There is some good news if you take one of these drugs and experience ED. ED is not frequently brought on by the following blood pressure medications:

  • ACE inhibitors such as lisinopril, benazepril, enalapril, ramipril, quinapril, and ramipril
  • Alpha-blockers such as doxazosin, prazosin, and terazosin

Cholesterol-lowering drugs

Contrary to popular belief, statins (drugs used to decrease cholesterol) such as atorvastatin, simvastatin, and rosuvastatin do not result in ED. Self-reported erectile function for men with ED who take statins for elevated cholesterol really improves by 25%. It’s a win-win situation because the statin also promotes heart and then brain health.


Low sex drive and erectile dysfunction are frequently brought on by depression. However, a lot of antidepressants might worsen erectile dysfunction and low sex drive.

Examples of antidepressants that cause ED include the following:

  • SSRIs include sertraline, fluoxetine, citalopram (Celexa), escitalopram (Lexapro), fluoxetine (Prozac), and paroxetine (Paxil) (Zoloft)
  • SNRIs include duloxetine, venlafaxine, and desvenlafaxine (Effexor, Pristiq) (Cymbalta)
  • MAOIs include tranylcypromine, phenelzine, and isocarboxazid (Marplan) (Parnate)
  • Amitriptyline, nortriptyline, and clomipramine are examples of tricyclic and tetracyclic antidepressants.

The most often prescribed antidepressants and those that are most likely to result in ED are SSRIs (selective serotonin reuptake inhibitors). This is unfortunate because SSRIs are some of the best available antidepressants.

The following antidepressants have a lower risk of causing erectile dysfunction:

  • Bupropion (Zyban) (Zyban)
  • Mirtazapine (Remeron) (Remeron)
  • Patches for selegiline (Emsam)

Finally, discuss this with your doctor if you believe your antidepressant is contributing to erectile dysfunction.


Erectile dysfunction can also be brought on by antihistamines like Benadryl, Dramamine, and Phenergan. Histamine, a substance in the body that has a role in both allergic reactions and good erections, is blocked by antihistamines.

Acid reflux medications

Similar to antihistamines, some H2 blocker medications used to treat acid reflux can disrupt histamine and result in erectile dysfunction. Cimetidine (Tagamet), a medication in this class, carries the highest risk for ED, but ranitidine (Zantac) and famotidine (Pepcid) carry a lower risk.

Opioid pain medications

Opioids and ED go hand in hand as well. Long-term opiate use can cause low testosterone and erectile dysfunction.
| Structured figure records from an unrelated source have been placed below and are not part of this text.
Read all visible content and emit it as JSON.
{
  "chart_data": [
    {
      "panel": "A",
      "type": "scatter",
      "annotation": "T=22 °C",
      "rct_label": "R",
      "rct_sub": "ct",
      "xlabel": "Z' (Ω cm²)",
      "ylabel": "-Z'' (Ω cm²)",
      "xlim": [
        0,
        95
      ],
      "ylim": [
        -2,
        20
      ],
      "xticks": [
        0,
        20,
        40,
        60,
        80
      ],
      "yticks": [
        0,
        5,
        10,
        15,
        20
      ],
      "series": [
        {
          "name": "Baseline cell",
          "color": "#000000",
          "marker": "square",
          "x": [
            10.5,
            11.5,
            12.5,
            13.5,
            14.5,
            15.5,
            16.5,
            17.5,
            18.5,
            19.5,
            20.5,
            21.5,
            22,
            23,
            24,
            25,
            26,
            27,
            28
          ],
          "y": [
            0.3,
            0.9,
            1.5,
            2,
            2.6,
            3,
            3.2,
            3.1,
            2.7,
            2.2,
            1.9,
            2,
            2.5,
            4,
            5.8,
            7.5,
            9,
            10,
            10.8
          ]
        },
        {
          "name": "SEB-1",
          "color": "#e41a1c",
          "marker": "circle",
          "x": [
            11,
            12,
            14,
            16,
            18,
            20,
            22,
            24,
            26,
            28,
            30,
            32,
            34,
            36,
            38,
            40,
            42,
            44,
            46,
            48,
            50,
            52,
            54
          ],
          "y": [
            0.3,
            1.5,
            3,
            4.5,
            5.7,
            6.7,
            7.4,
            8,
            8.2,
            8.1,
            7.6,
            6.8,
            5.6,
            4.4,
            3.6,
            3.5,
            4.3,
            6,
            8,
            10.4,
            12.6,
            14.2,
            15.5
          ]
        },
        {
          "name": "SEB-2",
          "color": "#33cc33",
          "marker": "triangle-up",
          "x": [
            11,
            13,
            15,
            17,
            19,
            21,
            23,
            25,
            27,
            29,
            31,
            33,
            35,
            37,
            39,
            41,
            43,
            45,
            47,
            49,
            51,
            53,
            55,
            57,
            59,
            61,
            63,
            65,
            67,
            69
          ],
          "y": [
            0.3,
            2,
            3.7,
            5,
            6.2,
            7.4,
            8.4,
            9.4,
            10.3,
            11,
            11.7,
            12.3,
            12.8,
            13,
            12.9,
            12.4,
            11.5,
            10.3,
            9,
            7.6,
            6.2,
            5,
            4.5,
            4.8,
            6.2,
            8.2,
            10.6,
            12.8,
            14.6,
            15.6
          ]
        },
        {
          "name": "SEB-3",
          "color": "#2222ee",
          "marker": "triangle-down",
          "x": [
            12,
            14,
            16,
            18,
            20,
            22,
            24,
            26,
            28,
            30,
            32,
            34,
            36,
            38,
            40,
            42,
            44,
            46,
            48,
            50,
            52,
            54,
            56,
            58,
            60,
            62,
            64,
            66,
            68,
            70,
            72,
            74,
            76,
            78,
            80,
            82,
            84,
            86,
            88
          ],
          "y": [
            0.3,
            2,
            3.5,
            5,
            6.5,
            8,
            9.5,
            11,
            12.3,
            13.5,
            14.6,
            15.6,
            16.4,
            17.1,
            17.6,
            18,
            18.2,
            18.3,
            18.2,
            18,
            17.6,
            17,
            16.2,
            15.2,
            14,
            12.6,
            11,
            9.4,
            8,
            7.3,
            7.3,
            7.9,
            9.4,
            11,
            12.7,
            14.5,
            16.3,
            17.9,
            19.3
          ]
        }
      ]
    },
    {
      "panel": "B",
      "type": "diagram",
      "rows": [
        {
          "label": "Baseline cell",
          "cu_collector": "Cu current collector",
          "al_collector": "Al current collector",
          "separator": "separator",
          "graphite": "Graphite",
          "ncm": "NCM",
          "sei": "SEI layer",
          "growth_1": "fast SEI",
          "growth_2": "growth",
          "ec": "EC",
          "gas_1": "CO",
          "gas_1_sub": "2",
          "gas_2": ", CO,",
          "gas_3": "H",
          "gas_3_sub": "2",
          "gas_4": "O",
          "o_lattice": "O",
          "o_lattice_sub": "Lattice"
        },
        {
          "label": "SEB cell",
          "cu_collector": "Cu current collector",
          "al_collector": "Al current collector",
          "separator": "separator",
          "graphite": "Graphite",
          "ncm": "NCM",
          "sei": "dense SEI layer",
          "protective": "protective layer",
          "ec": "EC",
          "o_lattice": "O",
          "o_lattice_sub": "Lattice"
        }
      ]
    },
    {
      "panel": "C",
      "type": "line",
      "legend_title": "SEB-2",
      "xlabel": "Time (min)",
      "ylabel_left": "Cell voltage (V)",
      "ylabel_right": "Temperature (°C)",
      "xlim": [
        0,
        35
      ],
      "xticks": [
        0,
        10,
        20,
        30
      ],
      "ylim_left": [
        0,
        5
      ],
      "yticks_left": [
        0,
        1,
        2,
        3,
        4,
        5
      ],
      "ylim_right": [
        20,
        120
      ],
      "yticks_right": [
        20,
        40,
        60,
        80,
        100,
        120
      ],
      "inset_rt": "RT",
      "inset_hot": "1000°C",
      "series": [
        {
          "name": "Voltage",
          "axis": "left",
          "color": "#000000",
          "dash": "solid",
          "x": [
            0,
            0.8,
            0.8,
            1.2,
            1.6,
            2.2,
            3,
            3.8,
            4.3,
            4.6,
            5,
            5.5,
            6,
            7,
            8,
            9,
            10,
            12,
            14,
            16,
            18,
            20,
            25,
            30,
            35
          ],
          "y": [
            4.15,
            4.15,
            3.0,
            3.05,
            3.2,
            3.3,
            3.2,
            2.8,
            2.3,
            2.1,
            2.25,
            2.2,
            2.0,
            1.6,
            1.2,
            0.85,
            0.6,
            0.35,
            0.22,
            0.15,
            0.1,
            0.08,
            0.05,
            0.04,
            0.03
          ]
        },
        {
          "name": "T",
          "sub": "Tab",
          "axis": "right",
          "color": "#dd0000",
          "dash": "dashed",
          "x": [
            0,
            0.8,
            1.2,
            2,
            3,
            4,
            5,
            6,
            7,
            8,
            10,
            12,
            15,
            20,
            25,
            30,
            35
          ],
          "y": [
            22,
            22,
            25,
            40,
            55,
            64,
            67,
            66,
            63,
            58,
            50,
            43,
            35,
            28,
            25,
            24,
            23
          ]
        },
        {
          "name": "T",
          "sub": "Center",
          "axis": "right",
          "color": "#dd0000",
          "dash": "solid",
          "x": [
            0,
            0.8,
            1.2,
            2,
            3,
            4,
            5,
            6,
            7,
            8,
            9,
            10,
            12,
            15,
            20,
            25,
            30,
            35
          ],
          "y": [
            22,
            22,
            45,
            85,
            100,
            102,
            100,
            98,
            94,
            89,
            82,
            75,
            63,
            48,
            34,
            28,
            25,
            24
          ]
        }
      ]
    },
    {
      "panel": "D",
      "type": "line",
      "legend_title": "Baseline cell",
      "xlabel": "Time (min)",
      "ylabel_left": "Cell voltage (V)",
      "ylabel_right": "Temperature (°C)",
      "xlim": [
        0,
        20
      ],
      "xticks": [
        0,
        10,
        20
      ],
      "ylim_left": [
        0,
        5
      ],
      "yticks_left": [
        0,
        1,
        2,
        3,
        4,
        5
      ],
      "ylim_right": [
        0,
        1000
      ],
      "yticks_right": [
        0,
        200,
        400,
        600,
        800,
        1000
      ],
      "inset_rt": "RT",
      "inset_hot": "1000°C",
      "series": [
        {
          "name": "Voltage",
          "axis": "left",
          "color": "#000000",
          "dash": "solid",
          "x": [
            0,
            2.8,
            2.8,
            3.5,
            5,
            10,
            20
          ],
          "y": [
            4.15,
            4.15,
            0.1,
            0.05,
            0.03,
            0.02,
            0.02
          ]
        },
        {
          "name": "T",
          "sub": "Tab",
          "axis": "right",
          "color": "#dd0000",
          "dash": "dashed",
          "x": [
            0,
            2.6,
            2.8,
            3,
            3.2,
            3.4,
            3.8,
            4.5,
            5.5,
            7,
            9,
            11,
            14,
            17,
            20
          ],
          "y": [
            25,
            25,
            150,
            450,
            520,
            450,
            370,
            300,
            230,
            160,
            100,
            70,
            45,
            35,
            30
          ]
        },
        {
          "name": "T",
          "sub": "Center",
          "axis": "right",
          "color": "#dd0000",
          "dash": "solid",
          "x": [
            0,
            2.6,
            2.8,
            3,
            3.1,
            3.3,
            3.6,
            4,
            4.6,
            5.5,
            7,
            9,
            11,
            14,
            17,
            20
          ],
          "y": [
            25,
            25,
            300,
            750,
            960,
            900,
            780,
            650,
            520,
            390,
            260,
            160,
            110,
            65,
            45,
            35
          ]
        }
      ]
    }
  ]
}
Medications that contain opioids include morphine, oxycodone, and hydrocodone.

Do not stop taking the medicine if you have ED and suspect it might be related to your prescription without first talking to your doctor. Your doctor might be able to recommend a different drug if the issue continues.

The following recreational and regularly misused drugs are among those that can induce or lead to ED:

  • Alcohol /Amphetamines
  • Barbiturates
  • Cocaine
  • Marijuana
  • Methadone
  • Nicotine /Opiates

ED is not frequently discussed, aside from the well-known negative effects that using and abusing these medicines can have. However, using these medications can result in ED. These medicines can seriously harm blood vessels and result in persistent ED in addition to affecting and frequently suppressing the central nervous system.